In a modern CV the emphasis should be more upon your areas of experience and achievements, using the CAREER HISTORY to demonstrate when and where you have had the opportunity to develop those skills.

Many people will advise that you need only include the last ten years of your career, so gaps before that needn’t show on your CV anyway. In this case, the section should be entitled RECENT CAREER HISTORY. If you decide on this course then factors to be considered will, of course, include the length of your career and how relevant the skills gained in a particular job may be to the current application.

I would still advise that your career history should be shown in reverse chronological order, but it is not necessary to put the dates in full, only the years. This means that short breaks won’t show anyway.

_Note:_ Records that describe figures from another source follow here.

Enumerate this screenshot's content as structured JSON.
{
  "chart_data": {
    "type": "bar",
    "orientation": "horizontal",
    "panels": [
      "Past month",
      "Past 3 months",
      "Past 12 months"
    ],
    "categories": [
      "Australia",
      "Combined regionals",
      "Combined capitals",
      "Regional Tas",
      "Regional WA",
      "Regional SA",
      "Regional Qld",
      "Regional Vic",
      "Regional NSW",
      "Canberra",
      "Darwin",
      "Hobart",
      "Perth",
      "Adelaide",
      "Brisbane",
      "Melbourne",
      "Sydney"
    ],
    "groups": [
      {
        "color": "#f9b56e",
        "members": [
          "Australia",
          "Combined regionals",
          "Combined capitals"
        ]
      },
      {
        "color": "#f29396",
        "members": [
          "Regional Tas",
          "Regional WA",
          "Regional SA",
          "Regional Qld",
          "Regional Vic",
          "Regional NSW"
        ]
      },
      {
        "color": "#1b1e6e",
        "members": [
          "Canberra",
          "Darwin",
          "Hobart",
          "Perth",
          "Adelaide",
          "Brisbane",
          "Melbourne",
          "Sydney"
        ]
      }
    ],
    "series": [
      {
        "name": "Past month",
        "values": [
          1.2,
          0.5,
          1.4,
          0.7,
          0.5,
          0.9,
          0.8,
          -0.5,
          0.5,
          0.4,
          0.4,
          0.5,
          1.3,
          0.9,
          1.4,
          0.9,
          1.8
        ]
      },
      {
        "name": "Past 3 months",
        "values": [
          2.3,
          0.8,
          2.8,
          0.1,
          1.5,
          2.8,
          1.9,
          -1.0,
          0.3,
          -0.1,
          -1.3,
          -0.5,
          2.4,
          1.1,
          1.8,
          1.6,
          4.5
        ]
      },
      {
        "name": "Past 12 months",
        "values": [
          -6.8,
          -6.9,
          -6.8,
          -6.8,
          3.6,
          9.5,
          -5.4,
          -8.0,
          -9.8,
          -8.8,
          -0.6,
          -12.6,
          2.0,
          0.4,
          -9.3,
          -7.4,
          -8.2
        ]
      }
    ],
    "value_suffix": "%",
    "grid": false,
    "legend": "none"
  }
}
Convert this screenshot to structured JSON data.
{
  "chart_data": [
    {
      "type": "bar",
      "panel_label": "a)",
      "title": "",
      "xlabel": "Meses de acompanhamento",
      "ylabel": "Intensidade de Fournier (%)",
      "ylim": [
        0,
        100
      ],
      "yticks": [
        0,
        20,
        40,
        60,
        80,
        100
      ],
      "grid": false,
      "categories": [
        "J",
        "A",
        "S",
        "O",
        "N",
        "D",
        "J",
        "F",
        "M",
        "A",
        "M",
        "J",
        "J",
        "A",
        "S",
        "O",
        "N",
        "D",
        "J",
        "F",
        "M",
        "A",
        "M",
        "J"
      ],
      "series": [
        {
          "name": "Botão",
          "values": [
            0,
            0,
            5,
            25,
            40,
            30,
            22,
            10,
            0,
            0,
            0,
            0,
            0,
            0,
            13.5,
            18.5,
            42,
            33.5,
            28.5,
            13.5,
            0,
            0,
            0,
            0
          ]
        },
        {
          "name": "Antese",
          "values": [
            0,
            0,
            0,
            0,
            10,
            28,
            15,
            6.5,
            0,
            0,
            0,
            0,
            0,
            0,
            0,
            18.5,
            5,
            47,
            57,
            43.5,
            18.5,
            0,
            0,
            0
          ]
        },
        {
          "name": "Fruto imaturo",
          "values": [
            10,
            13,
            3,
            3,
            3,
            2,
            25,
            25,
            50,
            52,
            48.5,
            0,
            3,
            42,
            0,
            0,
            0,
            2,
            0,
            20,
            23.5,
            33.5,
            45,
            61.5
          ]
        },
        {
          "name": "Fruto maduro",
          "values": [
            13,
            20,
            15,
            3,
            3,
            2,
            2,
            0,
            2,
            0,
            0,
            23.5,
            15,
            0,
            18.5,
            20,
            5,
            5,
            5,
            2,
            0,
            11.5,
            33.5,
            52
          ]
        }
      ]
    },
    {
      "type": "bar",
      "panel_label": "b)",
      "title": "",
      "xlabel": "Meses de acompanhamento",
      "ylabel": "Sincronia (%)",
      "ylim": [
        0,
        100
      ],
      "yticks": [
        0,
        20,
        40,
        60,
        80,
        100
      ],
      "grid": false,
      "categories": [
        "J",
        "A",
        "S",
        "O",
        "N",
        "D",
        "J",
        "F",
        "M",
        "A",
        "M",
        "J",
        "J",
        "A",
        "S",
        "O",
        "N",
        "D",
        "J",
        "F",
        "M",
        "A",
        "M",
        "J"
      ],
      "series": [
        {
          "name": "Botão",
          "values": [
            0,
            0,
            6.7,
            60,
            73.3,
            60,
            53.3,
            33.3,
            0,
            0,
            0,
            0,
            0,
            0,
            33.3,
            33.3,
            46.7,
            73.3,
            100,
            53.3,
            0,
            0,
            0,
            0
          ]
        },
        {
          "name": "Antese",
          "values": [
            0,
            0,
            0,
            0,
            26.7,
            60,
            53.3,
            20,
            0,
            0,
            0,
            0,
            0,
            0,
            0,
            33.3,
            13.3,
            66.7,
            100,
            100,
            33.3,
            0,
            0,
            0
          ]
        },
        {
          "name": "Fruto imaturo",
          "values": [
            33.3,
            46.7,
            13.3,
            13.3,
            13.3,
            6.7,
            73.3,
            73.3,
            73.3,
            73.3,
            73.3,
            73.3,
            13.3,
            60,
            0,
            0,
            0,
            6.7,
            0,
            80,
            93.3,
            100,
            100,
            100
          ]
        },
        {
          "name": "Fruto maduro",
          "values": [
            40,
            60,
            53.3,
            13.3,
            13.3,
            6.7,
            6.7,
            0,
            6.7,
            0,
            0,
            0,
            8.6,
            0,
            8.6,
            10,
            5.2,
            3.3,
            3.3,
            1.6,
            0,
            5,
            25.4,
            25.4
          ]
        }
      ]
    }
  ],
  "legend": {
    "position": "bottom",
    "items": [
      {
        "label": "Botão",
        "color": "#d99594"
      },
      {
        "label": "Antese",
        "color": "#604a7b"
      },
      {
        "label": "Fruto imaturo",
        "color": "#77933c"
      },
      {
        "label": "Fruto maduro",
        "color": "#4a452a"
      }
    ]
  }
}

Be Honest About Your Work History

Where you have longer gaps, simply include the dates but put in a brief reason for the gap. Obviously, your CV needs to be scrupulously honest, as you would have to undergo employment verification and work history background checks (more information about this process can be found online) before joining any company. But there are ways of slanting the information to give the best possible impression. For example, if you are unemployed for a longer period you would be well advised to sign up for some relevant courses. That would mean you could put a Career break including further professional development.

Unless you have something to hide, there is nothing to be ashamed of in having gaps in your employment. The best policy is, to tell the truth about the reasons.